Cyberbullismo, ragazzi soli e genitori smarriti. L’identità e la prepotenza ai tempi di facebook

Nei giorni scorsi ho seguito con una certa aspettativa la diretta streaming di Navigaresicuri. Tema in programma il cyberbullismo che per me, madre di maschi in una fascia di età (da 9 a 13) in cui con bullismo e prepotenze di gruppo si ha a che fare per forza, era come stare, come si dice, “sul pezzo”.

Gli ospiti invitanti a parlare hanno portato ognuno la loro personale esperienza. Maria Rita Parsi quella di psicologa e psicoterapeuta impegnata da tempo nella tutela dei minori, Frieda Brioschi, presidente di Wikimedia Italia, quella di veterana della rete, e Lucia d’Adda, autrice del Blog In vacanza da una vita, quella di mamma di preadolescenti.

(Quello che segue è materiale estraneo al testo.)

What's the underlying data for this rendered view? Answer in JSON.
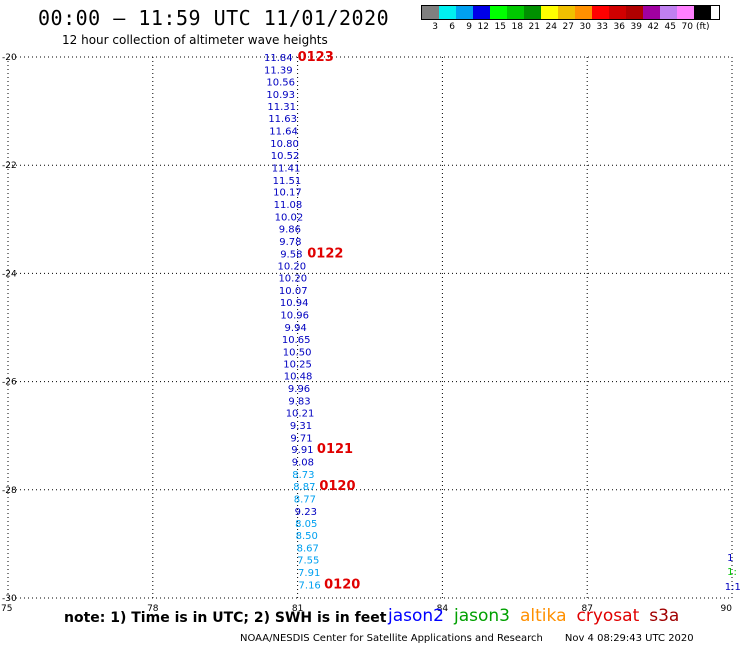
{
  "header": {
    "title": "00:00 – 11:59 UTC 11/01/2020",
    "subtitle": "12 hour collection of altimeter wave heights"
  },
  "color_scale": {
    "colors": [
      "#7f7f7f",
      "#00f0f0",
      "#00a0f0",
      "#0000e8",
      "#00ff00",
      "#00c800",
      "#009000",
      "#ffff00",
      "#f0c000",
      "#ff9000",
      "#ff0000",
      "#d00000",
      "#b00000",
      "#a000a0",
      "#c080f0",
      "#ff80ff",
      "#000000"
    ],
    "labels": [
      "3",
      "6",
      "9",
      "12",
      "15",
      "18",
      "21",
      "24",
      "27",
      "30",
      "33",
      "36",
      "39",
      "42",
      "45",
      "70"
    ],
    "unit": "(ft)"
  },
  "axes": {
    "lat_ticks": [
      "-20",
      "-22",
      "-24",
      "-26",
      "-28",
      "-30"
    ],
    "lon_ticks": [
      "75",
      "78",
      "81",
      "84",
      "87",
      "90"
    ],
    "lat_range": [
      -30,
      -20
    ],
    "lon_range": [
      75,
      90
    ]
  },
  "wave_heights": [
    {
      "lat": -20.0,
      "lon": 80.6,
      "swh": "11.84",
      "color": "#0000c0"
    },
    {
      "lat": -20.23,
      "lon": 80.6,
      "swh": "11.39",
      "color": "#0000c0"
    },
    {
      "lat": -20.45,
      "lon": 80.65,
      "swh": "10.56",
      "color": "#0000c0"
    },
    {
      "lat": -20.68,
      "lon": 80.65,
      "swh": "10.93",
      "color": "#0000c0"
    },
    {
      "lat": -20.91,
      "lon": 80.67,
      "swh": "11.31",
      "color": "#0000c0"
    },
    {
      "lat": -21.13,
      "lon": 80.69,
      "swh": "11.63",
      "color": "#0000c0"
    },
    {
      "lat": -21.36,
      "lon": 80.71,
      "swh": "11.64",
      "color": "#0000c0"
    },
    {
      "lat": -21.59,
      "lon": 80.73,
      "swh": "10.80",
      "color": "#0000c0"
    },
    {
      "lat": -21.81,
      "lon": 80.74,
      "swh": "10.52",
      "color": "#0000c0"
    },
    {
      "lat": -22.04,
      "lon": 80.76,
      "swh": "11.41",
      "color": "#0000c0"
    },
    {
      "lat": -22.27,
      "lon": 80.78,
      "swh": "11.51",
      "color": "#0000c0"
    },
    {
      "lat": -22.49,
      "lon": 80.79,
      "swh": "10.17",
      "color": "#0000c0"
    },
    {
      "lat": -22.72,
      "lon": 80.8,
      "swh": "11.08",
      "color": "#0000c0"
    },
    {
      "lat": -22.95,
      "lon": 80.82,
      "swh": "10.02",
      "color": "#0000c0"
    },
    {
      "lat": -23.17,
      "lon": 80.84,
      "swh": "9.86",
      "color": "#0000c0"
    },
    {
      "lat": -23.4,
      "lon": 80.85,
      "swh": "9.78",
      "color": "#0000c0"
    },
    {
      "lat": -23.63,
      "lon": 80.87,
      "swh": "9.58",
      "color": "#0000c0"
    },
    {
      "lat": -23.85,
      "lon": 80.88,
      "swh": "10.20",
      "color": "#0000c0"
    },
    {
      "lat": -24.08,
      "lon": 80.9,
      "swh": "10.20",
      "color": "#0000c0"
    },
    {
      "lat": -24.31,
      "lon": 80.91,
      "swh": "10.07",
      "color": "#0000c0"
    },
    {
      "lat": -24.53,
      "lon": 80.93,
      "swh": "10.94",
      "color": "#0000c0"
    },
    {
      "lat": -24.76,
      "lon": 80.94,
      "swh": "10.96",
      "color": "#0000c0"
    },
    {
      "lat": -24.99,
      "lon": 80.96,
      "swh": "9.94",
      "color": "#0000c0"
    },
    {
      "lat": -25.21,
      "lon": 80.97,
      "swh": "10.65",
      "color": "#0000c0"
    },
    {
      "lat": -25.44,
      "lon": 80.99,
      "swh": "10.50",
      "color": "#0000c0"
    },
    {
      "lat": -25.67,
      "lon": 81.0,
      "swh": "10.25",
      "color": "#0000c0"
    },
    {
      "lat": -25.89,
      "lon": 81.01,
      "swh": "10.48",
      "color": "#0000c0"
    },
    {
      "lat": -26.12,
      "lon": 81.03,
      "swh": "9.96",
      "color": "#0000c0"
    },
    {
      "lat": -26.35,
      "lon": 81.04,
      "swh": "9.83",
      "color": "#0000c0"
    },
    {
      "lat": -26.57,
      "lon": 81.05,
      "swh": "10.21",
      "color": "#0000c0"
    },
    {
      "lat": -26.8,
      "lon": 81.07,
      "swh": "9.31",
      "color": "#0000c0"
    },
    {
      "lat": -27.03,
      "lon": 81.08,
      "swh": "9.71",
      "color": "#0000c0"
    },
    {
      "lat": -27.25,
      "lon": 81.1,
      "swh": "9.91",
      "color": "#0000c0"
    },
    {
      "lat": -27.48,
      "lon": 81.11,
      "swh": "9.08",
      "color": "#0000c0"
    },
    {
      "lat": -27.71,
      "lon": 81.12,
      "swh": "8.73",
      "color": "#00a0f0"
    },
    {
      "lat": -27.93,
      "lon": 81.14,
      "swh": "8.87",
      "color": "#00a0f0"
    },
    {
      "lat": -28.16,
      "lon": 81.15,
      "swh": "8.77",
      "color": "#00a0f0"
    },
    {
      "lat": -28.39,
      "lon": 81.17,
      "swh": "9.23",
      "color": "#0000c0"
    },
    {
      "lat": -28.61,
      "lon": 81.18,
      "swh": "8.05",
      "color": "#00a0f0"
    },
    {
      "lat": -28.84,
      "lon": 81.19,
      "swh": "8.50",
      "color": "#00a0f0"
    },
    {
      "lat": -29.07,
      "lon": 81.21,
      "swh": "8.67",
      "color": "#00a0f0"
    },
    {
      "lat": -29.29,
      "lon": 81.22,
      "swh": "7.55",
      "color": "#00a0f0"
    },
    {
      "lat": -29.52,
      "lon": 81.24,
      "swh": "7.91",
      "color": "#00a0f0"
    },
    {
      "lat": -29.75,
      "lon": 81.25,
      "swh": "7.16",
      "color": "#00a0f0"
    }
  ],
  "edge_labels": [
    {
      "lat": -29.24,
      "lon": 89.9,
      "text": "1",
      "color": "#0000c0"
    },
    {
      "lat": -29.5,
      "lon": 89.9,
      "text": "1:",
      "color": "#00c800"
    },
    {
      "lat": -29.78,
      "lon": 89.85,
      "text": "1:1",
      "color": "#0000c0"
    }
  ],
  "pass_times": [
    {
      "lat": -20.0,
      "lon": 81.0,
      "text": "0123"
    },
    {
      "lat": -23.63,
      "lon": 81.2,
      "text": "0122"
    },
    {
      "lat": -27.25,
      "lon": 81.4,
      "text": "0121"
    },
    {
      "lat": -27.93,
      "lon": 81.45,
      "text": "0120"
    },
    {
      "lat": -29.75,
      "lon": 81.55,
      "text": "0120"
    }
  ],
  "footer": {
    "note": "note: 1) Time is in UTC; 2) SWH is in feet",
    "satellites": [
      {
        "name": "jason2",
        "color": "#0000ff"
      },
      {
        "name": "jason3",
        "color": "#00a000"
      },
      {
        "name": "altika",
        "color": "#ff9000"
      },
      {
        "name": "cryosat",
        "color": "#e00000"
      },
      {
        "name": "s3a",
        "color": "#a00000"
      }
    ],
    "credit": "NOAA/NESDIS Center for Satellite Applications and Research",
    "timestamp": "Nov  4 08:29:43 UTC 2020"
  }
}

Eppure, come già durante l’ultimo incontro, le cose più interessanti sono venute fuori più dal confronto delle diverse posizioni e dalle reazioni di ragazzi e genitori che dai singoli interventi.

Il web si rivela ogni volta di più come un universo in cui le regole di navigazione e sopravvivenza sono mutevoli e sfuggenti.
Ciò che è chiaro è che i blocchi ed i divieti soluti servono poco, quando non rischiano di diventare controproducenti, perché una scappatoia si trova sempre.

I genitori che mentono consapevolmente sull’età dei figli per aprire loro un profilo facebook forse a volte sono inconsapevoli e sinceramente illegali, ma altre forse cercano di barcamenarsi tra scelte non facili, scegliendo il male minore: meglio una bugia (o meglio un’infrazione) ed un profilo controllabile che un account aperto di nascosto, di cui non si sa niente.

Proteggere i propri figli è sempre difficile, e sulla rete, universo in cui l’accesso e la fruibilità appaiono semplici ed immediati, può nascondere insidie inaspettate.
“Voi non attraversereste certo un’autostrada a piedi” dice sapientemente Frieda Brioschi ai ragazzi, con una sottile provocazione. Eppure è quello che spesso succede in rete, dove si affrontano sentimenti, esperienze e relazioni senza essere adeguatamente corazzati.

Il cyberbullismo è l’evoluzione digitale del bullismo, che a sua volta è una forma di prepotenza, ma anche l’espressione di una sofferenza, di un malessere, come ricorda Maria Rita Parsi. I bulli spesso si rifanno sugli altri, sui più deboli, i diversi, “gli sfigati”, di una solitudine che si portano dentro.
E la solitudine è il sentimento centrale del bullismo. La vittima subisce isolandosi, non riuscendo a chiedere aiuto perché non ha fiducia nella possibilità di essere capito e sostenuto dagli altri.
La vittima del bullismo viene fatta sentire indegna di stima, di affetto e quindi di solidarietà.

Per combattere il fenomeno bisogna quindi, come ricorda giustamente una mamma in sala, lavorare sull’autostima, sulla crescita personale e sul senso della comunità.
Il gruppo a questa età è infatti fondamentale. E’ il momento in cui ai genitori si cominciano a nascondere le cose, proprio per affermarsi come individui distinti. E quindi nel momento in cui il gruppo di amici ci si rivolta contro non avere neanche l’appoggio degli adulti è ancora più grave.

E gli adulti in questo possono avere una grande responsabilità. L’errore più grave è minimizzare, ritenere per esempio che un post su facebook, una foto rubata, un sms offensivo, così come un atteggiamento ostile da parte dei compagni siano cose da ragazzi. Certo lo sono, ma provocano ferite gravi e  profonde. Ascoltare i ragazzi, mettersi nei loro panni, imparare da loro come funzionano i sentimenti in rete è l’unico modo di star loro davvero vicini, per aiutarli a crescere.

D’altronde il mondo dei figli è da sempre, per definizione, un mondo di cui i grandi non sanno niente.
Ciò che conta è riuscire a passare una bussola di emozioni e punti saldi per orientarsi in ogni nuovo universo.